Qu’est-ce qui vous paraît le plus contraignant, le plus urgent à réformer dans la législation actuelle concernant la reconduite ?
Il faudrait poser la question aux spécialistes juridiques de la Cimade ! Nous, nous avons commencé il y a un an seulement.
Ce que je trouve très dur par rapport à la rétention, c’est le fait que les décisions prises par la Préfecture apparaissent souvent comme prises rapidement, avec aussi une pesanteur et une résistance à les reconsidérer lorsqu’on attire l’attention sur les situations des étrangers.
Je trouve aussi que le cadre législatif qui est le nôtre ne permet pas de reconnaître et de prendre en compte les situations des étrangers qui cherchent à construire quelque chose, au vu de ce qu’ils ont vécu pour arriver jusqu’ici. Ils se présentent bien, ils cherchent à transformer leur vie, ils tentent de bâtir un avenir, et cela n’est pas reconnu. La loi s’applique en fonction de définitions qui encadrent les situations qu’elle prend en compte, et souvent il est difficile d’entrer dans ces « cases ».
Et puis, nous avons du mal à prendre distance par rapport à tout ce cadre juridique, qui est foisonnant, touffus, difficile à saisir, mouvant, pour pouvoir accueillir l’étranger dans l’histoire de sa migration, dans l’histoire de sa vie, avec tout ce qu’il y met de lui en termes d’efforts et d’attentes.

Est-ce que vous pourriez nous dire ce qui a motivé votre engagement comme bénévole à la Cimade sur la reconduite ?
Pendant ma vie professionnelle, j’ai été attentif à participer à la vie civile, en faisant partie d’associations qui défendaient une chose précise, en étant mobilisé avec d’autres. Je suis maintenant à la retraite, la vie de famille me laisse du temps. Je me suis rendu compte qu’à travers les engagements associatifs que j’avais, je m’occupais des « choses », en fait – tel problème, telle amélioration. J’ai eu le désir de passer au service des personnes. Et comme l’annonce de la Cimade est paru à ce moment-là, j’ai saisi l’occasion. Et puis, la situation de l’étranger ne m’était pas inconnu, elle me touchait de près, dans ma famille.

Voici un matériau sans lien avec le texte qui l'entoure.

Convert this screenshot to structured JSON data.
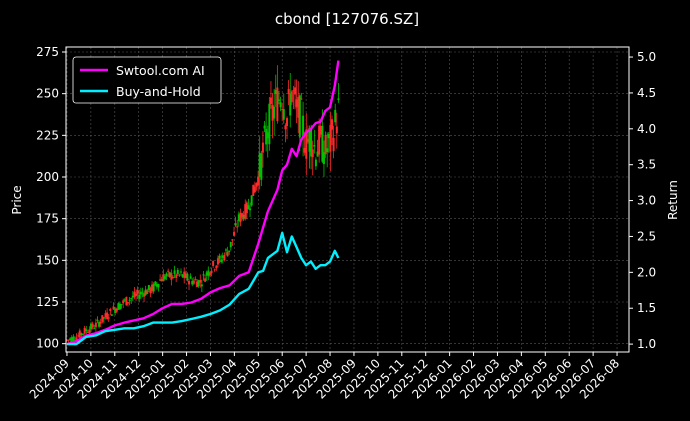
{
  "chart_data": {
    "type": "line",
    "title": "cbond [127076.SZ]",
    "ylabel": "Price",
    "y2label": "Return",
    "background": "#000000",
    "grid": true,
    "legend_position": "upper-left",
    "x_tick_labels": [
      "2024-09",
      "2024-10",
      "2024-11",
      "2024-12",
      "2025-01",
      "2025-02",
      "2025-03",
      "2025-04",
      "2025-05",
      "2025-06",
      "2025-07",
      "2025-08",
      "2025-09",
      "2025-10",
      "2025-11",
      "2025-12",
      "2026-01",
      "2026-02",
      "2026-03",
      "2026-04",
      "2026-05",
      "2026-06",
      "2026-07",
      "2026-08"
    ],
    "y_ticks": [
      100,
      125,
      150,
      175,
      200,
      225,
      250,
      275
    ],
    "y_tick_labels": [
      "100",
      "125",
      "150",
      "175",
      "200",
      "225",
      "250",
      "275"
    ],
    "ylim": [
      95,
      278
    ],
    "y2_ticks": [
      1.0,
      1.5,
      2.0,
      2.5,
      3.0,
      3.5,
      4.0,
      4.5,
      5.0
    ],
    "y2_tick_labels": [
      "1.0",
      "1.5",
      "2.0",
      "2.5",
      "3.0",
      "3.5",
      "4.0",
      "4.5",
      "5.0"
    ],
    "y2lim": [
      0.89,
      5.14
    ],
    "xlim_month_index": [
      -0.04,
      23.5
    ],
    "candle_colors": {
      "up": "#ff2a2a",
      "down": "#00c000"
    },
    "series": [
      {
        "name": "Swtool.com AI",
        "color": "#ff00ff",
        "axis": "right",
        "x": [
          0.0,
          0.4,
          0.8,
          1.2,
          1.6,
          2.0,
          2.4,
          2.8,
          3.2,
          3.6,
          4.0,
          4.4,
          4.8,
          5.2,
          5.6,
          6.0,
          6.4,
          6.8,
          7.2,
          7.6,
          8.0,
          8.4,
          8.8,
          9.0,
          9.2,
          9.4,
          9.6,
          9.8,
          10.0,
          10.2,
          10.4,
          10.6,
          10.8,
          11.0,
          11.2,
          11.35
        ],
        "values": [
          1.0,
          1.04,
          1.12,
          1.15,
          1.2,
          1.26,
          1.3,
          1.33,
          1.36,
          1.42,
          1.5,
          1.56,
          1.56,
          1.58,
          1.63,
          1.72,
          1.78,
          1.82,
          1.95,
          2.0,
          2.4,
          2.85,
          3.15,
          3.42,
          3.5,
          3.72,
          3.62,
          3.85,
          3.95,
          4.0,
          4.08,
          4.1,
          4.25,
          4.3,
          4.6,
          4.95
        ]
      },
      {
        "name": "Buy-and-Hold",
        "color": "#00f0ff",
        "axis": "right",
        "x": [
          0.0,
          0.4,
          0.8,
          1.2,
          1.6,
          2.0,
          2.4,
          2.8,
          3.2,
          3.6,
          4.0,
          4.4,
          4.8,
          5.2,
          5.6,
          6.0,
          6.4,
          6.8,
          7.2,
          7.6,
          8.0,
          8.2,
          8.4,
          8.6,
          8.8,
          9.0,
          9.2,
          9.4,
          9.6,
          9.8,
          10.0,
          10.2,
          10.4,
          10.6,
          10.8,
          11.0,
          11.2,
          11.35
        ],
        "values": [
          1.0,
          1.0,
          1.1,
          1.12,
          1.18,
          1.2,
          1.22,
          1.22,
          1.25,
          1.3,
          1.3,
          1.3,
          1.32,
          1.35,
          1.38,
          1.42,
          1.47,
          1.55,
          1.7,
          1.77,
          2.0,
          2.02,
          2.2,
          2.25,
          2.3,
          2.55,
          2.28,
          2.5,
          2.35,
          2.2,
          2.1,
          2.15,
          2.05,
          2.1,
          2.1,
          2.15,
          2.3,
          2.2
        ]
      }
    ],
    "price_series": {
      "name": "Price",
      "axis": "left",
      "x": [
        0.0,
        0.4,
        0.8,
        1.2,
        1.6,
        2.0,
        2.4,
        2.8,
        3.2,
        3.6,
        4.0,
        4.4,
        4.8,
        5.2,
        5.6,
        6.0,
        6.4,
        6.8,
        7.2,
        7.6,
        8.0,
        8.2,
        8.4,
        8.6,
        8.8,
        9.0,
        9.2,
        9.4,
        9.6,
        9.8,
        10.0,
        10.2,
        10.4,
        10.6,
        10.8,
        11.0,
        11.2,
        11.35
      ],
      "values": [
        102,
        104,
        108,
        111,
        116,
        121,
        125,
        128,
        131,
        133,
        140,
        141,
        141,
        138,
        137,
        145,
        150,
        157,
        175,
        182,
        200,
        215,
        230,
        238,
        246,
        250,
        235,
        252,
        240,
        235,
        220,
        225,
        215,
        222,
        215,
        220,
        230,
        240
      ]
    }
  }
}
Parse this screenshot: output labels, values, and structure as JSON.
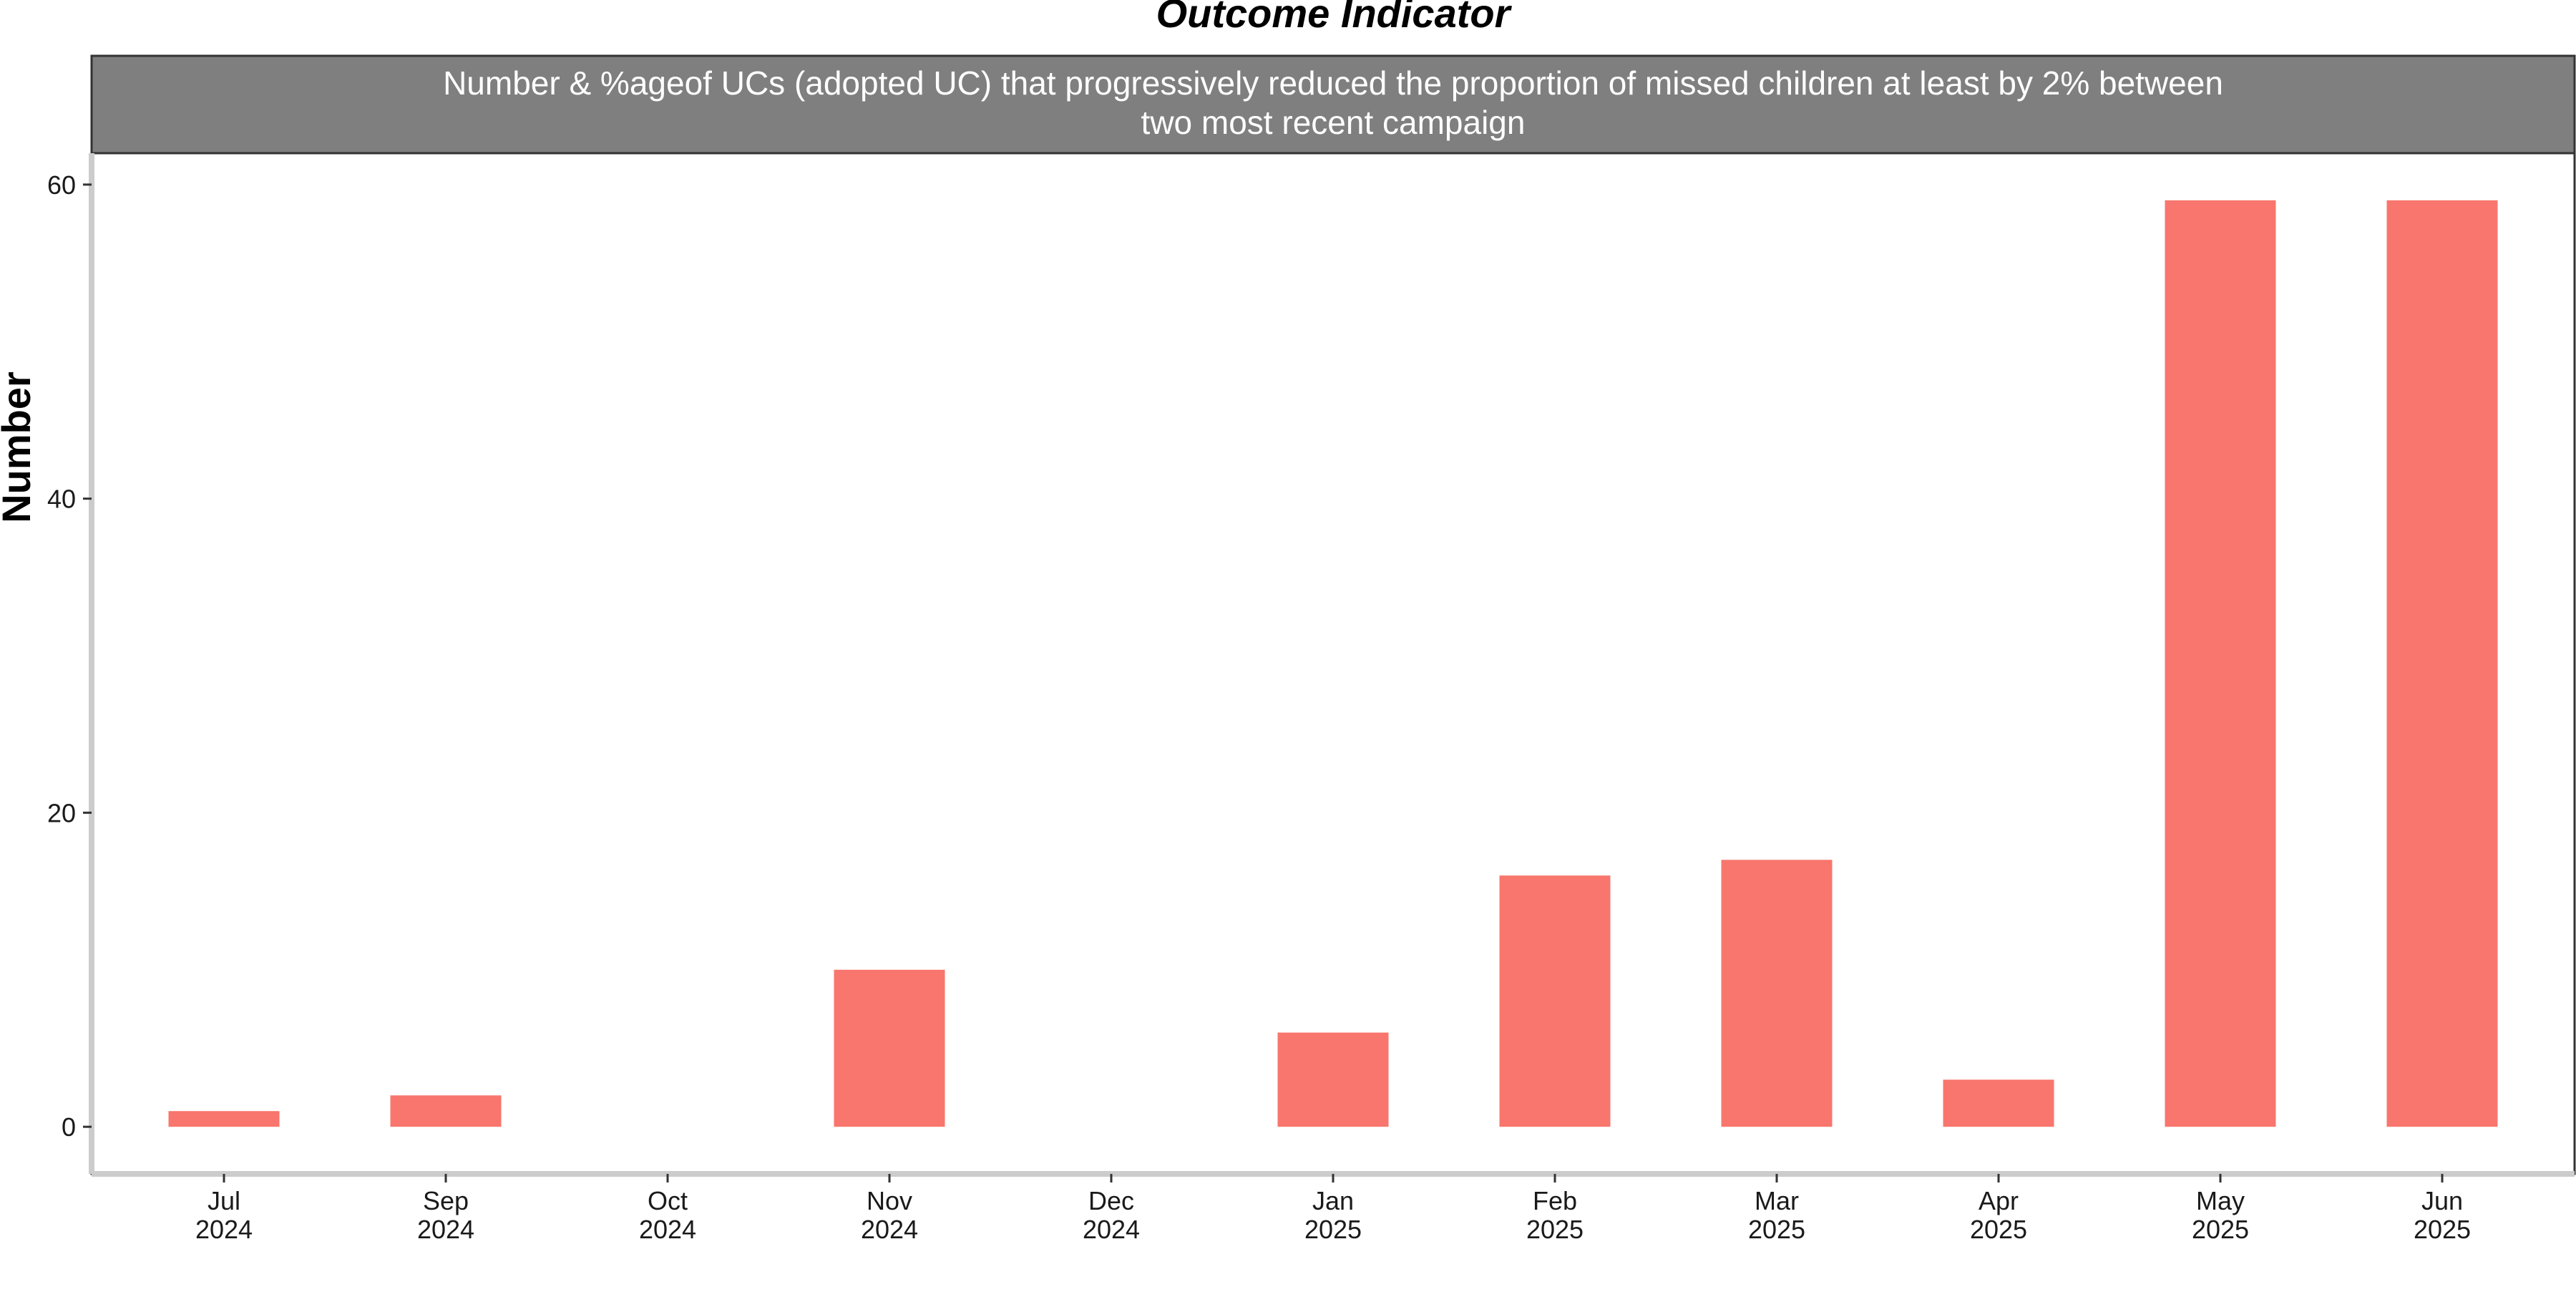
{
  "chart_data": {
    "type": "bar",
    "title": "Outcome Indicator",
    "subtitle": "Number & %ageof UCs (adopted UC) that progressively reduced the proportion of missed children at least by 2% between two most recent campaign",
    "subtitle_lines": [
      "Number & %ageof UCs (adopted UC) that progressively reduced the proportion of missed children at least by 2% between",
      "two most recent campaign"
    ],
    "xlabel": "",
    "ylabel": "Number",
    "ylim": [
      -3,
      62
    ],
    "yticks": [
      0,
      20,
      40,
      60
    ],
    "categories": [
      "Jul 2024",
      "Sep 2024",
      "Oct 2024",
      "Nov 2024",
      "Dec 2024",
      "Jan 2025",
      "Feb 2025",
      "Mar 2025",
      "Apr 2025",
      "May 2025",
      "Jun 2025"
    ],
    "category_lines": [
      [
        "Jul",
        "2024"
      ],
      [
        "Sep",
        "2024"
      ],
      [
        "Oct",
        "2024"
      ],
      [
        "Nov",
        "2024"
      ],
      [
        "Dec",
        "2024"
      ],
      [
        "Jan",
        "2025"
      ],
      [
        "Feb",
        "2025"
      ],
      [
        "Mar",
        "2025"
      ],
      [
        "Apr",
        "2025"
      ],
      [
        "May",
        "2025"
      ],
      [
        "Jun",
        "2025"
      ]
    ],
    "values": [
      1,
      2,
      0,
      10,
      0,
      6,
      16,
      17,
      3,
      59,
      59
    ],
    "bar_color": "#F8766D",
    "strip_color": "#7F7F7F",
    "strip_text_color": "#FFFFFF",
    "axis_color": "#CCCCCC",
    "grid": false,
    "legend": "none"
  }
}
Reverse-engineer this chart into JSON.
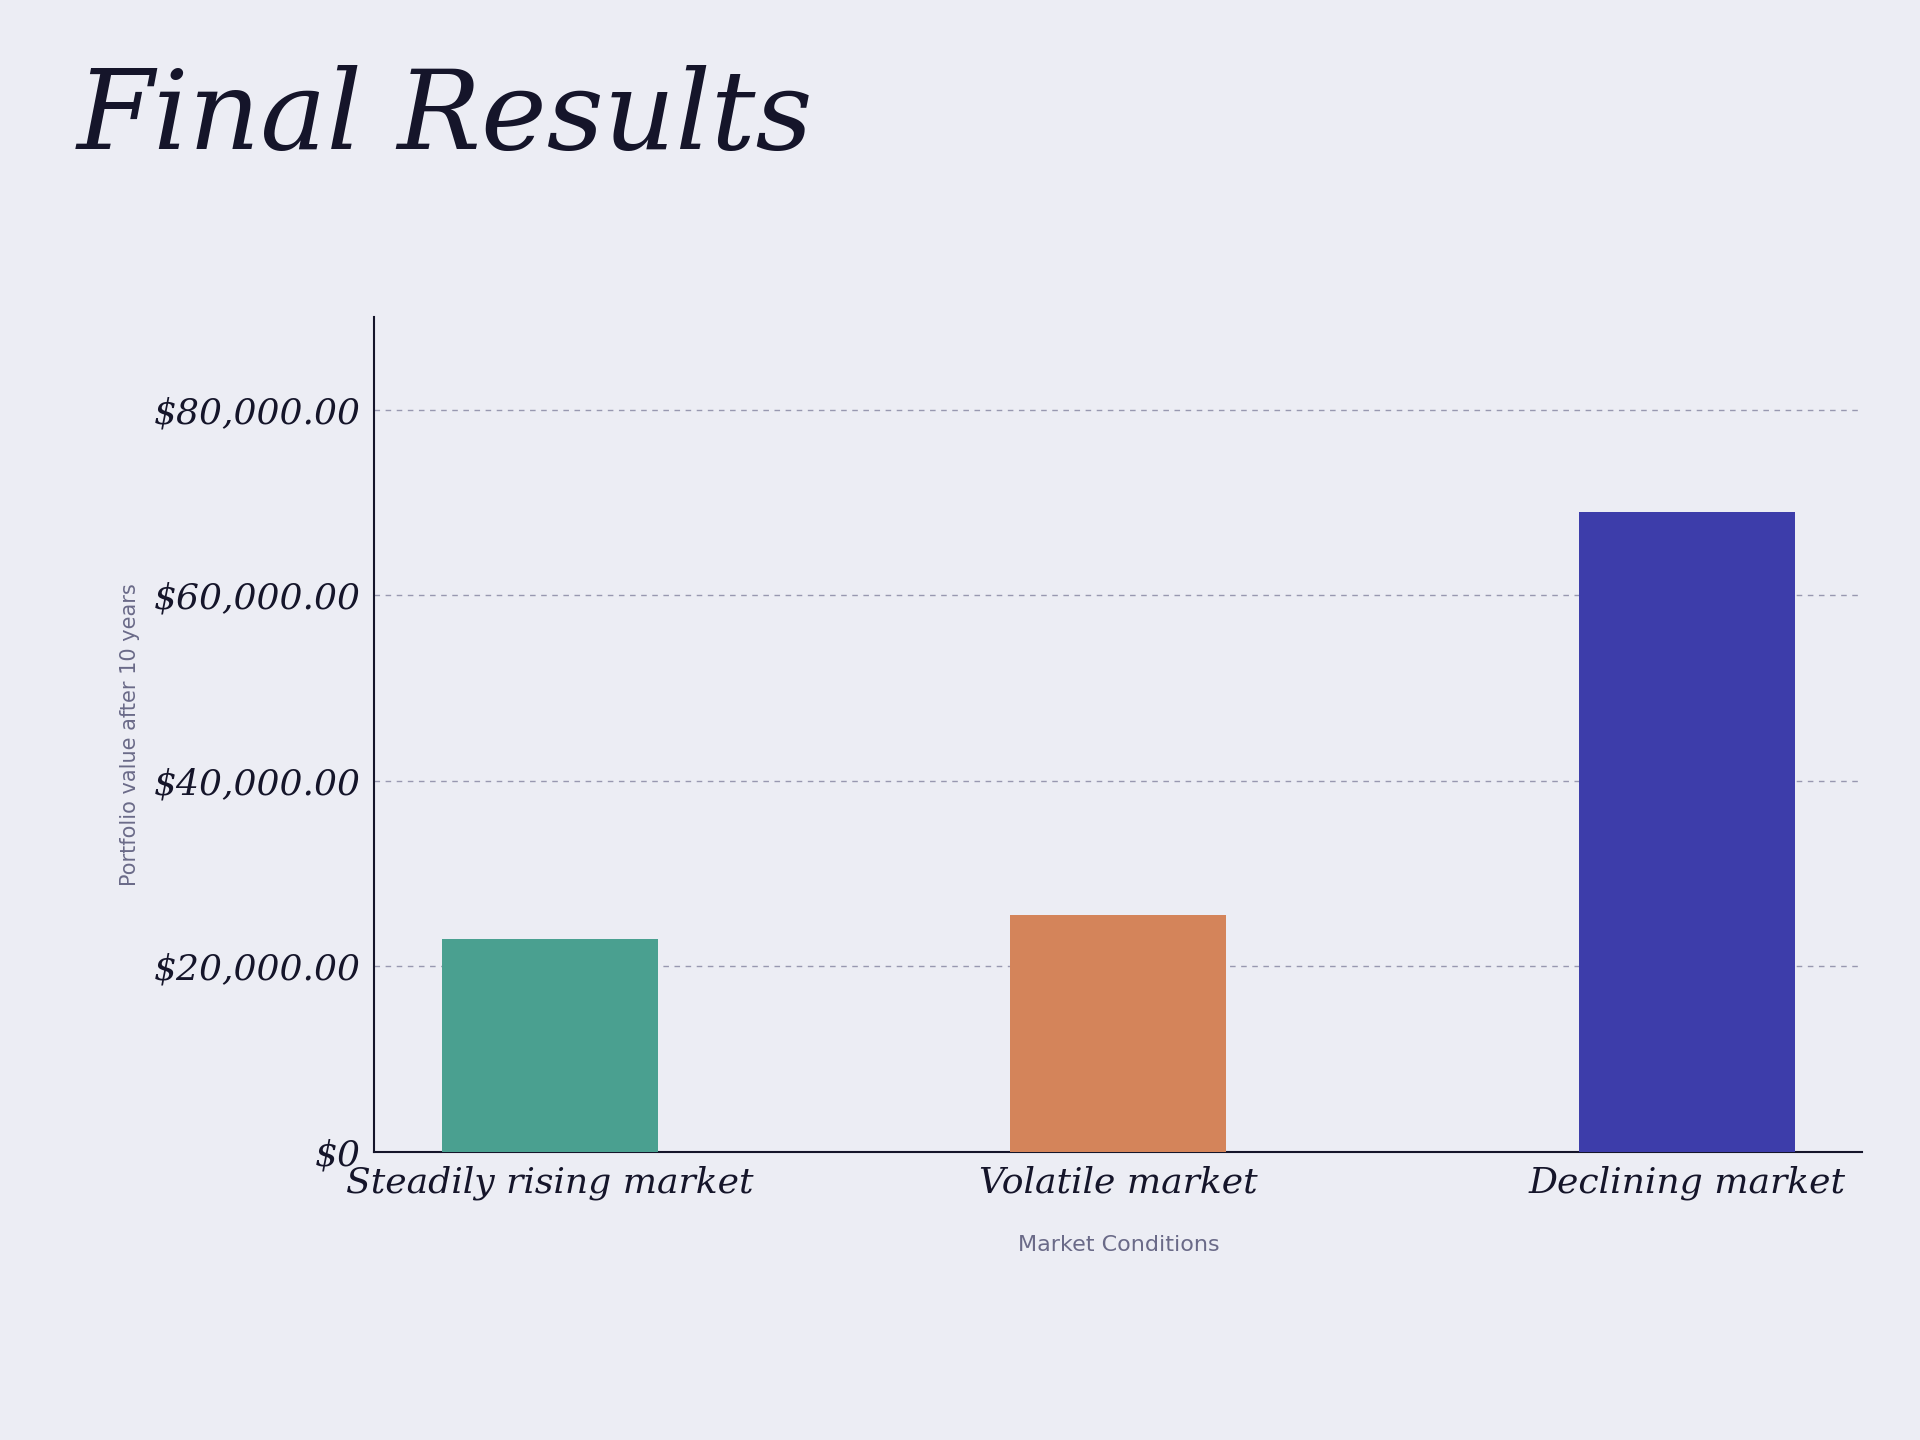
{
  "title": "Final Results",
  "categories": [
    "Steadily rising market",
    "Volatile market",
    "Declining market"
  ],
  "values": [
    23000,
    25500,
    69000
  ],
  "bar_colors": [
    "#4aA090",
    "#D4845A",
    "#3D3DAA"
  ],
  "background_color": "#ECEDF4",
  "ylabel": "Portfolio value after 10 years",
  "xlabel": "Market Conditions",
  "ylim": [
    0,
    90000
  ],
  "yticks": [
    0,
    20000,
    40000,
    60000,
    80000
  ],
  "ytick_labels": [
    "$0",
    "$20,000.00",
    "$40,000.00",
    "$60,000.00",
    "$80,000.00"
  ],
  "title_fontsize": 80,
  "tick_fontsize": 26,
  "ylabel_fontsize": 15,
  "xlabel_fontsize": 16,
  "xtick_fontsize": 26,
  "axis_color": "#15152a",
  "tick_color": "#6a6a88",
  "grid_color": "#9898b0",
  "bar_width": 0.38
}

Quelle vous paraît être la meilleure qualité de l’engagement Cimade en rétention ?
C’est surtout et avant tout le fait d’être présente sur ce terrain-là, celui de la rétention, qui est un terrain difficile. J’admire la manière dont la Cimade, avec son expérience des étrangers, a réussi à s’immiscer sur le terrain de la rétention, par choix et avec une volonté politique forte : c’est fort d’être arrivé à être reconnu comme un acteur nécessaire et compétent par les autorités de l’Etat. Se donner les moyens d’être un partenaire, tout en conservant la capacité de coups de colère ou de révolte, c’est un esprit que j’apprécie.
Et puis, j’apprécie aussi que l’engagement bénévole implique une dimension de relation personnalisée avec les personnes étrangères – ce qui fait contraste avec les types de relation que l’étranger a, pendant la rétention, avec l’administration, la justice. Même pour les collègues de la Cimade qui sont des professionnels, comme dans les centres de rétention, on sent cette dimension personnalisante. Sans parler de la disponibilité.

Est-ce qu’il y a une question qu'on aurait dû vous poser ?
Nous nous sommes bagarré, en équipe du LRA, sur les conditions de rétention, notamment sur la question de l’accès au téléphone, il y a fallu plusieurs jugements du JLD et des recours à la Cour d’Appel de Versailles… En ce moment, nous discutons avec les responsables de la police sur les conditions matérielles de nos entretiens au LRA.
Tout en se bagarrant sur ces conditions, je ne suis pas horrifié par la rétention – parce que le plus important, je l’ai dit, c’est d’arriver à annuler l’APRF. Ce qui me choque beaucoup, par contre, c’est les conditions d’interpellation, et le menottage des étrangers. Il y a là une symbolique de criminel – ce qui n’est pas le cas de la personne étrangère en situation irrégulière, c’est une opprobre inutile. Il faut traiter les personnes avec décence, sinon avec humanité : leur difficulté, c’est un problème de papiers, ces gens ont bravé beaucoup, ils ont droit à un minimum de dignité – non à des menottes quand ils sont interpellés.